The C-terminal region (786–950) of XRN2 is necessary and sufficient for protein–protein interactions. (A) Schematic representation of Flag-tagged wild-type and XRN2 truncations. After transient transfection of XRN2 expression vectors into HeLa cells, cell lysates were used as probes for Far Western assay. (B) NE was resolved by SDS-PAGE, transferred to a nitrocellulose membrane, and probed with either wild-type XRN2 (lane 2) or XRN2 truncations (XRN2 Δ2–Δ6, lanes 3–7). (Lane 1) A lysate of mock-transfected HeLa cells is used as a negative control. (C) Immunoblots of XRN2-truncated proteins. Proteins were detected by anti-Flag antibody.

Figure 5.

PSF–p54nrb is associated with XRN2. (A) Affinity purification of glutathione S-transferase GST-XRN2Δ6-bound proteins. (Lane 1) Bacterially expressed GST-XRN2Δ6 was incubated with NE. (Lane 2) After extensive washing, GST-XRN2Δ6-bound proteins were eluted with glutathione and developed by SDS-PAGE. (B) Far Western analysis shows that the IP of p54 contains XRN2-interacting proteins.
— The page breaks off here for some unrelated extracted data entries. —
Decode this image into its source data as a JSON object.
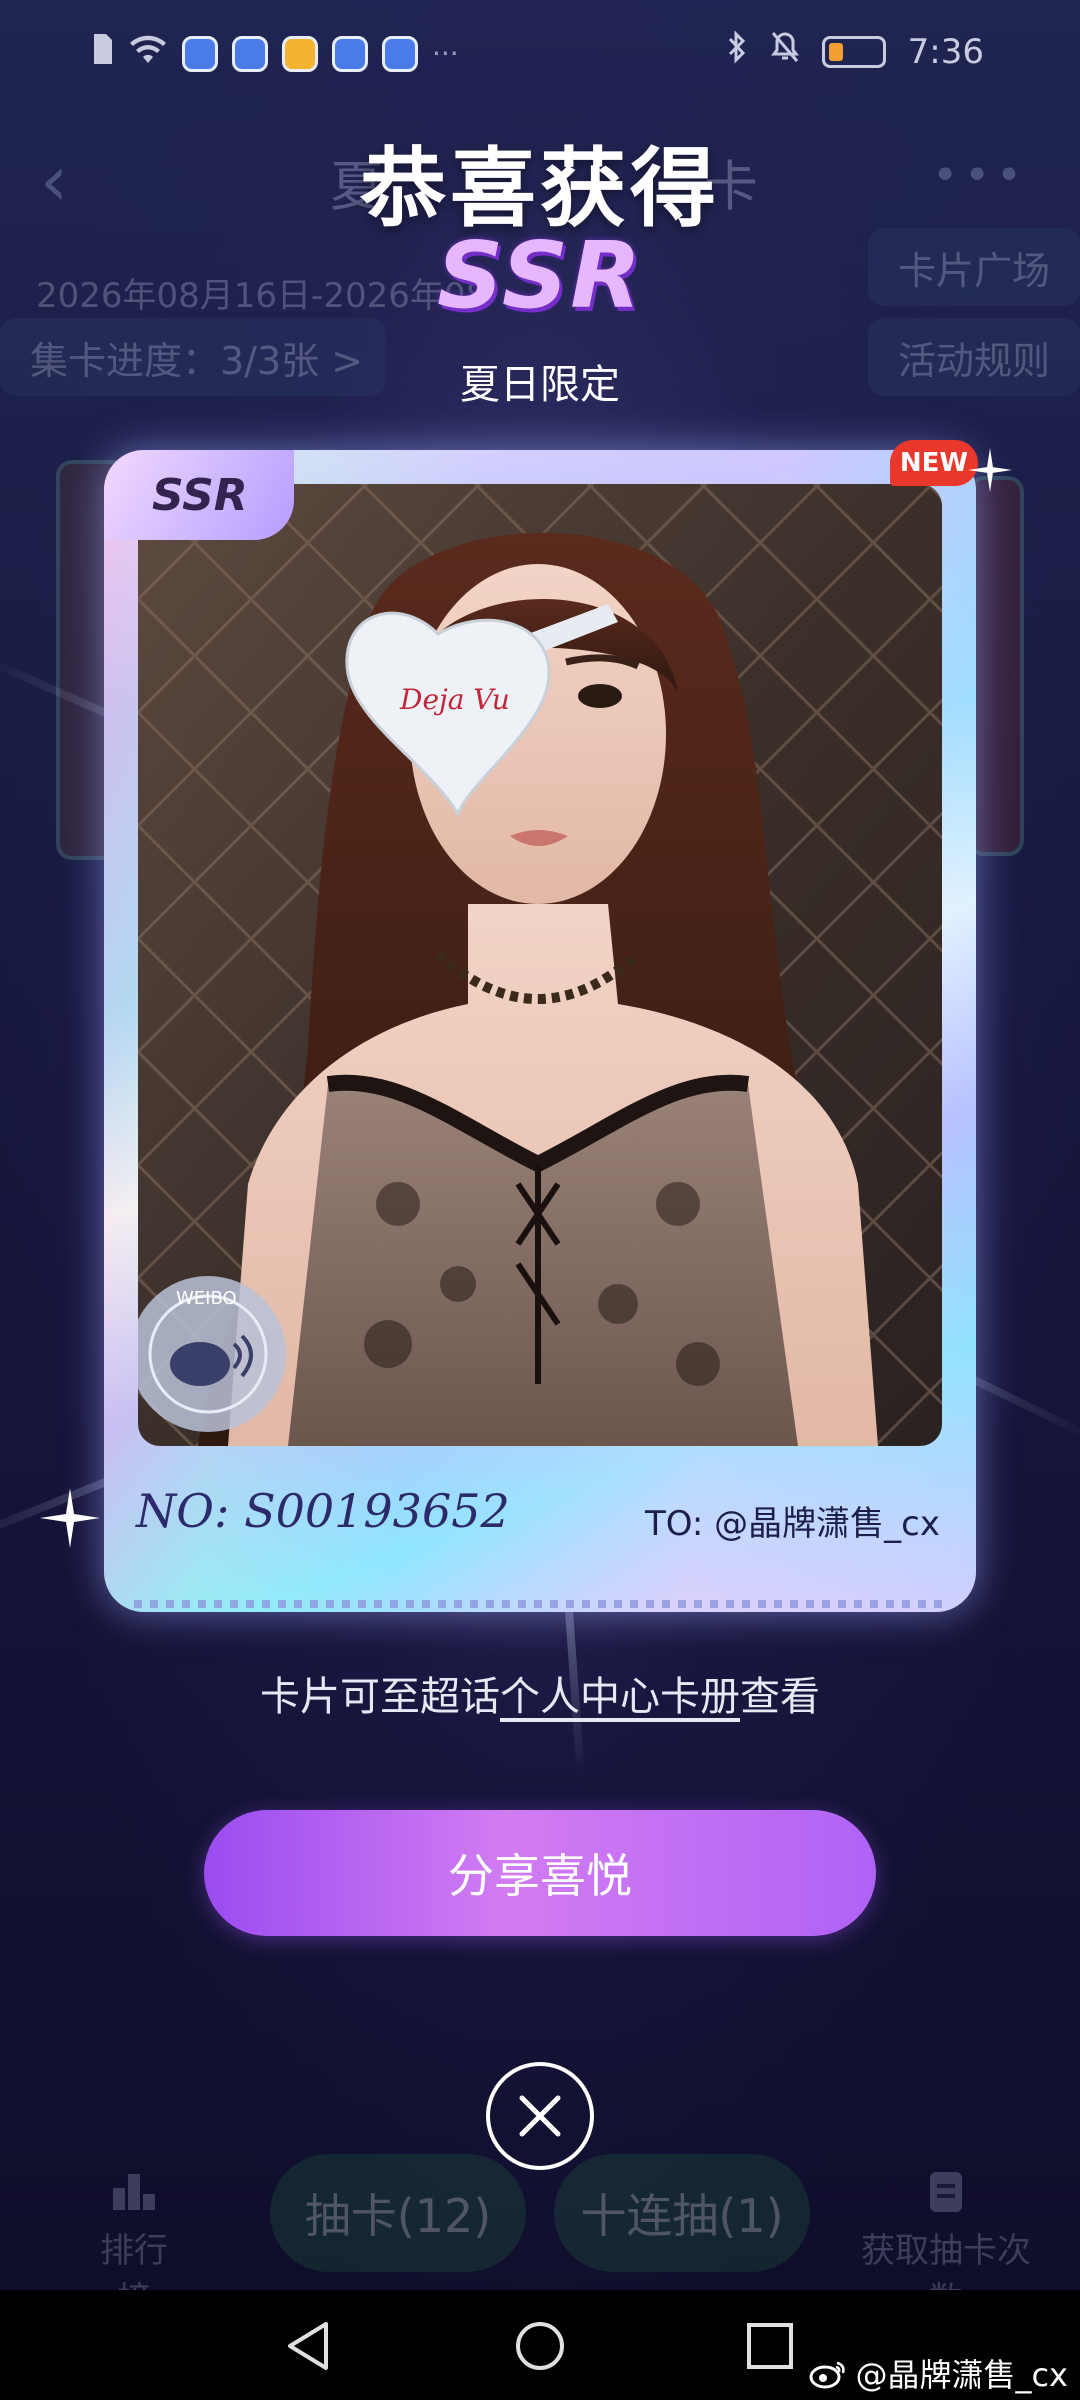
{
  "status_bar": {
    "time": "7:36",
    "app_icons": [
      "browser-icon",
      "browser-icon",
      "weibo-icon",
      "browser-icon",
      "browser-icon"
    ],
    "overflow": "···"
  },
  "background_page": {
    "title": "夏",
    "title_tail": "卡",
    "date_range": "2026年08月16日-2026年08",
    "card_square_button": "卡片广场",
    "progress_label": "集卡进度：3/3张 >",
    "rules_button": "活动规则",
    "bottom_nav": {
      "ranking_label": "排行榜",
      "draw_button": "抽卡(12)",
      "ten_draw_button": "十连抽(1)",
      "get_draws_label": "获取抽卡次数"
    }
  },
  "reward": {
    "headline": "恭喜获得",
    "rarity": "SSR",
    "subtitle": "夏日限定"
  },
  "card": {
    "rarity_tag": "SSR",
    "new_badge": "NEW",
    "number_prefix": "NO:",
    "number": "S00193652",
    "owner": "TO: @晶牌潇售_cx",
    "stamp_text": "WEIBO",
    "eyepatch_text": "Deja Vu"
  },
  "hint": {
    "prefix": "卡片可至超话",
    "link": "个人中心卡册",
    "suffix": "查看"
  },
  "share_button": "分享喜悦",
  "watermark": "@晶牌潇售_cx",
  "colors": {
    "accent_purple": "#b062f5",
    "new_badge": "#e9372c",
    "card_text": "#2c2a6a"
  }
}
Immunoprecipitated NEs with anti-p54nrb (lane 2), preimmune serum (lane 5), and anti-actin (lane 6) were resolved by SDS-PAGE, transferred to a nitrocellulose membrane, and probed with Flag-tagged XRN2Δ6. (C) NEs were immunoprecipitated with anti-p54 (lane 3) and preimmune serum (lane 2). IPs were resolved and visualized by Western blot with anti-XRN2 antibody. (Lane 1) Ten percent of NE was loaded to indicate the position of XRN2 protein. (D) Reciprocal IPs with anti-XRN2 revealed interaction with p54/PSF. NEs were immunoprecipitated with anti-XRN2 (lane 3) and preimmune serum (lane 2). IPs were resolved and blotted with anti-PSF antibody. (Lane 1) Ten percent of NE was loaded to indicate the position of PSF. (E) p54 localizes throughout an active gene. ChIP analysis of p54 on the β-actin locus is shown (see Fig. 1D). The Y-axis shows the signal-to-noise ratio (S/N) of p54 IP relative to control IP (p54 antibody plus blocking peptide).

Figure 6.

Immunodepletion of p54/PSF results in accumulation of 3′-cleaved RNA. (A) Immunodepletion of p54/PSF. (Lane 1) p54/PSF-depleted NE (Δp54–PSF) was resolved by SDS-PAGE and blotted with the indicated antibodies. (Lane 2) Mock depletion (Mock) is also shown. (B) Cleavage reactions of Ad-L3 pre-mRNA were performed with p54–PSF-depleted (lane 1) and mock-depleted (lane 2) NE.

Figure 7.

Knockdown of p54 leads to defective termination and XRN2 recruitment. (A) siRNA knockdown of p54. Whole-cell lysates of HeLa cells transfected with p54 (lane 2) and control (lane 1) siRNA were resolved by SDS-PAGE and blotted with the indicated antibodies. (B) ChIP analysis of Pol II on the β-actin locus is shown (see Fig. 1D). The Y-axis shows the signal-to-noise ratio (S/N) of Pol II IP relative to control IP (Pol II antibody plus blocking peptide). (C) p54 is required for recruitment of XRN2 to Pol II EC. ChIP analysis of XRN2 was performed as described in Figure 1E. (D) The XRN2 ChIP signals are presented normalized to the Pol II ChIP signals with or without p54 depletion.